Faire ou ne pas faire confiance ?
IL EST parfois difficile de savoir si l’on peut ou non faire confiance. L’une ou l’autre des attitudes comporte une part de risque, surtout dans un monde où la tromperie et la trahison sont si courantes. Pourtant, nous avons tous besoin d’amis dignes de confiance prêts à nous soutenir dans les moments de détresse (Proverbes 17:17). Il y a environ deux mille ans, le fabuliste romain Phèdre a exprimé ainsi ce dilemme : “ Dangereuse est la confiance, dangereux aussi, le manque de confiance. ”
Du danger de faire confiance
Pourquoi la confiance peut-elle être dangereuse ? Notez cet avertissement lancé dans la revue Psychology Today : certains exploitent la confiance d’autrui, “ prédateurs ” qui “ recourent au charme et à la dissimulation pour tromper ceux qui les entourent, les manipuler et gâcher leur vie ”. Du fait de l’existence de tels individus, il est incontestablement dangereux de faire trop facilement confiance.
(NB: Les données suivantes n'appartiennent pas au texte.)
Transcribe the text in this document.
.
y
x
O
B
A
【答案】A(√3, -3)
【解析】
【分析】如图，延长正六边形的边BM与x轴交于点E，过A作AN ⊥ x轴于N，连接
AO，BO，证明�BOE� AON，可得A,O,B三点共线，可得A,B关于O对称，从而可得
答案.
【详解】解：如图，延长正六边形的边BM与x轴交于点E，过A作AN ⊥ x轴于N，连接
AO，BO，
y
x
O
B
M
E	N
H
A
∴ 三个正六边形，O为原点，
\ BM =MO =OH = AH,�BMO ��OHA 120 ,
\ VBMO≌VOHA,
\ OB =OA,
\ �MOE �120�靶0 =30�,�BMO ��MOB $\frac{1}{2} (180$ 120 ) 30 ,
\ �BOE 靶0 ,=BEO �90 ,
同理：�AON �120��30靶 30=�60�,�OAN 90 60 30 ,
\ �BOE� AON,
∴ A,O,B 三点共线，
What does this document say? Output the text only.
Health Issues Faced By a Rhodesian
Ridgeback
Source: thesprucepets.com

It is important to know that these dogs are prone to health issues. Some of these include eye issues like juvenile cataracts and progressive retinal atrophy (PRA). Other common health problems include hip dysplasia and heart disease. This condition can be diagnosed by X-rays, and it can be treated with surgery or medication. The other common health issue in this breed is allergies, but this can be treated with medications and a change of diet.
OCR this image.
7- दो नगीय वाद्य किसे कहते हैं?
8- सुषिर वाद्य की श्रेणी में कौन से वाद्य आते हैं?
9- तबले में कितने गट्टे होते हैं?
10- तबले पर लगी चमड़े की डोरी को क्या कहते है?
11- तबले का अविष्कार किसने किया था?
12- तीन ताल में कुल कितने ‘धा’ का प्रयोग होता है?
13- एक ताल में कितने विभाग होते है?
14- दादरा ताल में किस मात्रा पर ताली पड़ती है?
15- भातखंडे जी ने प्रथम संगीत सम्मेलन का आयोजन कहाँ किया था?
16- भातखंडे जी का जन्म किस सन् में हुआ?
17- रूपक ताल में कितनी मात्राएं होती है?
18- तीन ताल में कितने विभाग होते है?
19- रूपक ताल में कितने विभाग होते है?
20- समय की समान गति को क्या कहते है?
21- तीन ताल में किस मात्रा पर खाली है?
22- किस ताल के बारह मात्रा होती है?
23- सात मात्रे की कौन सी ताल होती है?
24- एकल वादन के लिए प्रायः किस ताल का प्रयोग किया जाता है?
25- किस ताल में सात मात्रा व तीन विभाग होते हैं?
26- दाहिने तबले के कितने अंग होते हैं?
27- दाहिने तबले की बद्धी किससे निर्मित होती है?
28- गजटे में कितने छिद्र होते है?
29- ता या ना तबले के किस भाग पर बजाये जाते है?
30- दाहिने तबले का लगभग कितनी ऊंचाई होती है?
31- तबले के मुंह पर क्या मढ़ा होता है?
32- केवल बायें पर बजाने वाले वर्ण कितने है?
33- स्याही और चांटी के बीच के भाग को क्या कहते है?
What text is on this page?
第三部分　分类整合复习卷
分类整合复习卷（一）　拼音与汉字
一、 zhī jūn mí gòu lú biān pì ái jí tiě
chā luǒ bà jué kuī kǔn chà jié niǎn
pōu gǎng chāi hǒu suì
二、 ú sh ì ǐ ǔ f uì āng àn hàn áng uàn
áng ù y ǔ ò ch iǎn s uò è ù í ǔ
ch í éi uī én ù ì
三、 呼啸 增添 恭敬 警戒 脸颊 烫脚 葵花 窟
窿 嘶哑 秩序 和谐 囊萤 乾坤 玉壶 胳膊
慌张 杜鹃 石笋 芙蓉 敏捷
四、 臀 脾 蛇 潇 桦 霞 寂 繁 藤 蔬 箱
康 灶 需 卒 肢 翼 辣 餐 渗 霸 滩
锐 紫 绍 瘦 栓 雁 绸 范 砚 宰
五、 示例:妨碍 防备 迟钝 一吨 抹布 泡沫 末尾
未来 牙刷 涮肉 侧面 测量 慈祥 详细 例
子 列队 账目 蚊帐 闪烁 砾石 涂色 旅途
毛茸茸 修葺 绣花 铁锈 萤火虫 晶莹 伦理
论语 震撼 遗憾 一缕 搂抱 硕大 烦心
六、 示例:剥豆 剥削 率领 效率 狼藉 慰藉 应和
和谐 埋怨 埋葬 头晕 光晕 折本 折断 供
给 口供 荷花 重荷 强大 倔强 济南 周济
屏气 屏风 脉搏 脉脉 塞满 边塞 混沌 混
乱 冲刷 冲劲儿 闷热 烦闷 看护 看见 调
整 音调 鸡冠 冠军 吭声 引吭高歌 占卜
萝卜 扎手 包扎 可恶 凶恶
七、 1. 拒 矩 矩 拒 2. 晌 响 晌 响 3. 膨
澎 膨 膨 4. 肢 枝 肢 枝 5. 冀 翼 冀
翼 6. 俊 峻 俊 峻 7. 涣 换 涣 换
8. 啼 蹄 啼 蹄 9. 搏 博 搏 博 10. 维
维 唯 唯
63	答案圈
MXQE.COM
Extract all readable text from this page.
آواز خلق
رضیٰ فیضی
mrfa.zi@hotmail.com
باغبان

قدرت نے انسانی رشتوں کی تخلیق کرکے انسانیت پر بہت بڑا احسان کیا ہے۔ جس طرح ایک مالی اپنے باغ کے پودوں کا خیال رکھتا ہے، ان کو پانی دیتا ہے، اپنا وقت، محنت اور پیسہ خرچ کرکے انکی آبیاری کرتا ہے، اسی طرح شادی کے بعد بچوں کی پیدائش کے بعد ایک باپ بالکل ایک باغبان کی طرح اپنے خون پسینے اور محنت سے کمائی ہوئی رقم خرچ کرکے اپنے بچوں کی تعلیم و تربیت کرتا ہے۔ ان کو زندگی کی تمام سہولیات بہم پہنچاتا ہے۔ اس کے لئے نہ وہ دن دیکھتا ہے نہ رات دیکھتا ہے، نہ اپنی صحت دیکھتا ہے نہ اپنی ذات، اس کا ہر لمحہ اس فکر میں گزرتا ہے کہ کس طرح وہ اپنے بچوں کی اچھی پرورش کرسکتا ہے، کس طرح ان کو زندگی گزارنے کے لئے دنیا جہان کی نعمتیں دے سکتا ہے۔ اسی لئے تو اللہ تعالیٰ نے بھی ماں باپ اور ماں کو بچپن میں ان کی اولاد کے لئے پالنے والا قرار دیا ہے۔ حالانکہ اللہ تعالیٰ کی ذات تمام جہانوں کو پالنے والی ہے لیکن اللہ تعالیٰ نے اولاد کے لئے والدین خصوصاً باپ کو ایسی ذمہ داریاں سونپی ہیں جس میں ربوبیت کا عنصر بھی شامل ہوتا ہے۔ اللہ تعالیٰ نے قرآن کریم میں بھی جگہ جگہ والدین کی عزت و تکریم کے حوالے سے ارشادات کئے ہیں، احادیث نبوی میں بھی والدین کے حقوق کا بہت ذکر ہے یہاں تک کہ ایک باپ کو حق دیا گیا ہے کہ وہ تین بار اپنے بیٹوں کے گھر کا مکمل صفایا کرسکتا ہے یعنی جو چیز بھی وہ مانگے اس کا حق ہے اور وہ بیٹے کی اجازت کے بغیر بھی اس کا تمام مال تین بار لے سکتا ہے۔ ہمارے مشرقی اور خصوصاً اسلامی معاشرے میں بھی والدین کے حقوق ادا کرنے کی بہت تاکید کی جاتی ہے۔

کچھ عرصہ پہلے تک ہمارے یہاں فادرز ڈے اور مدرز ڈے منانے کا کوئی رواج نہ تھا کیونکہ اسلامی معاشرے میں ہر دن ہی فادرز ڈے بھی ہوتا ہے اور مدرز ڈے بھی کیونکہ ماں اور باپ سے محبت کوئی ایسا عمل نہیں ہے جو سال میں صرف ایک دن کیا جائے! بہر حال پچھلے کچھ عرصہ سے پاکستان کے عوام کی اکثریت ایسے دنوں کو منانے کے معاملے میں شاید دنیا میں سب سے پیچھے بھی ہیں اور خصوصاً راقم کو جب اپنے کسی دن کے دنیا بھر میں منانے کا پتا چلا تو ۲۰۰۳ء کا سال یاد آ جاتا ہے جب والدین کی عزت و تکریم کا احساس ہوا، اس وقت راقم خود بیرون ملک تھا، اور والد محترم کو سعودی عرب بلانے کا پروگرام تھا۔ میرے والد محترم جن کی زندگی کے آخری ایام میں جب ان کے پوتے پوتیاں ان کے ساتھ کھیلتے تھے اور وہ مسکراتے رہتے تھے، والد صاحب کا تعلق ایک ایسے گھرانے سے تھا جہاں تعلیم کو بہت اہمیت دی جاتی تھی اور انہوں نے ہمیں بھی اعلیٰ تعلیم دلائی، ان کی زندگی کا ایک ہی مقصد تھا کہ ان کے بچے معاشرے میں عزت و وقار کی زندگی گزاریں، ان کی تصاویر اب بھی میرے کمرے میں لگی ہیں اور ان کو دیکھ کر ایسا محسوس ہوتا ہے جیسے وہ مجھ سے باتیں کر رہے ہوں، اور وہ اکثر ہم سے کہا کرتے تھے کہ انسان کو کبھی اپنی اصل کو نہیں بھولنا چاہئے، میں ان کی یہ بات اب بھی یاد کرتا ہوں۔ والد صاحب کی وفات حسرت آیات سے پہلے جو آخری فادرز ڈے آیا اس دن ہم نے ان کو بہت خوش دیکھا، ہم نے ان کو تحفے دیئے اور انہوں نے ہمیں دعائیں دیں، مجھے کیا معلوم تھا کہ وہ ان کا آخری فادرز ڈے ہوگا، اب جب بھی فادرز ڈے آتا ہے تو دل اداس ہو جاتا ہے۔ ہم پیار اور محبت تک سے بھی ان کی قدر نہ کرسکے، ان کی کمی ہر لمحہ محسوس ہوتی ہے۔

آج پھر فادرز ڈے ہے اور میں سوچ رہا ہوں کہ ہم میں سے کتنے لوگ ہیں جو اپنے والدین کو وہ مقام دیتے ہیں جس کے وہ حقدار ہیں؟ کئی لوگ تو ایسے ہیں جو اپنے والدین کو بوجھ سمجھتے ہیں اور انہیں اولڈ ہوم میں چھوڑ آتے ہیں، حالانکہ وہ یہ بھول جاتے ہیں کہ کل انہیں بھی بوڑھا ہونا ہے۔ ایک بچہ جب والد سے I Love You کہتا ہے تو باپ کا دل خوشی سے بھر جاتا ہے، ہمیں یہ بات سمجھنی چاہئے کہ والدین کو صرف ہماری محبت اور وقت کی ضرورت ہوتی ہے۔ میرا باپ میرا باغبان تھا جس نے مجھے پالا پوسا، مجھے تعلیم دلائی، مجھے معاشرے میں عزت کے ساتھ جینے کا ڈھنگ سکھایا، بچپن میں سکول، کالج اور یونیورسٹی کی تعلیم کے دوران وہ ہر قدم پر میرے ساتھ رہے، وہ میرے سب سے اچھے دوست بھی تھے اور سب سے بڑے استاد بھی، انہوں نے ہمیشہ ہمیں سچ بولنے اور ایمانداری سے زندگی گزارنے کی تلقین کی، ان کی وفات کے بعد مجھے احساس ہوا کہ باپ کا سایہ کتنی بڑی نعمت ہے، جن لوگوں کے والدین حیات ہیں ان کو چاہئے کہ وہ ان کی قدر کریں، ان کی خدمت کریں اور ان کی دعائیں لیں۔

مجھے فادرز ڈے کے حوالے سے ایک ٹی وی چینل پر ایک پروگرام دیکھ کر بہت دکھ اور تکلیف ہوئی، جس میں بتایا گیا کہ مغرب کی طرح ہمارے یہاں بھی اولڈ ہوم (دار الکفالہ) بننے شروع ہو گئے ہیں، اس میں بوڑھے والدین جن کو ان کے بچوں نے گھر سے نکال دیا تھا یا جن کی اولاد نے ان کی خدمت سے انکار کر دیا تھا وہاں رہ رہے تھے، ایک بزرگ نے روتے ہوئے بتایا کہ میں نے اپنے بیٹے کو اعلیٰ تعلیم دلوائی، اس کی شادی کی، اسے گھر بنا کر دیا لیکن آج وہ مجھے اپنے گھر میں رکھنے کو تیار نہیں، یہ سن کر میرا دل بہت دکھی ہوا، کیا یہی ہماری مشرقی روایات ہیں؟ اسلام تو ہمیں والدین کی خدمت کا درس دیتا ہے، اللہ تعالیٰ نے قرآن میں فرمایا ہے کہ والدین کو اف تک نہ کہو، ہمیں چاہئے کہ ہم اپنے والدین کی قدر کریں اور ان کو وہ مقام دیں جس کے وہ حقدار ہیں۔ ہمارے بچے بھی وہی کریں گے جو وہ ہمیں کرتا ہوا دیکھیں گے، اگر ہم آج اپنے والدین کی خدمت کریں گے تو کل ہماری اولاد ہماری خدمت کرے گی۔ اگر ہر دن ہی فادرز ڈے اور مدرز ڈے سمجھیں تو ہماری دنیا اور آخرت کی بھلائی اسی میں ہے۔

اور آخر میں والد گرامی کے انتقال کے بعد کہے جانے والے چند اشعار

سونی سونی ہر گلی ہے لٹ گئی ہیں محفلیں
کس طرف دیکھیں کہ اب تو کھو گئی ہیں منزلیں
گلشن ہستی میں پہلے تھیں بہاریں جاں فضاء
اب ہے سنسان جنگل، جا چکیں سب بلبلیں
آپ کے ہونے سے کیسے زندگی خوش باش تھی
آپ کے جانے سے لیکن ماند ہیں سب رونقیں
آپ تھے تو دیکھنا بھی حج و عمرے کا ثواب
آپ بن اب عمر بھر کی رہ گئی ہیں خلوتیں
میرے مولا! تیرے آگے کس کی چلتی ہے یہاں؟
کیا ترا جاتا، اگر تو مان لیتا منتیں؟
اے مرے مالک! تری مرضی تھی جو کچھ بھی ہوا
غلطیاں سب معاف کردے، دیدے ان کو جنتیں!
Celui qui accorde trop aisément sa confiance aux autres est souvent crédule et, par conséquent, facile à duper et à manipuler. Sir Arthur Conan Doyle, père du brillant détective Sherlock Holmes, est un exemple classique de crédulité. En 1917, deux jeunes filles, Elsie Wright et sa cousine, Frances Griffiths, affirmèrent avoir joué avec des fées dans leur jardin, à Cottingley (Angleterre). Elles produisirent même des photographies pour prouver leurs dires.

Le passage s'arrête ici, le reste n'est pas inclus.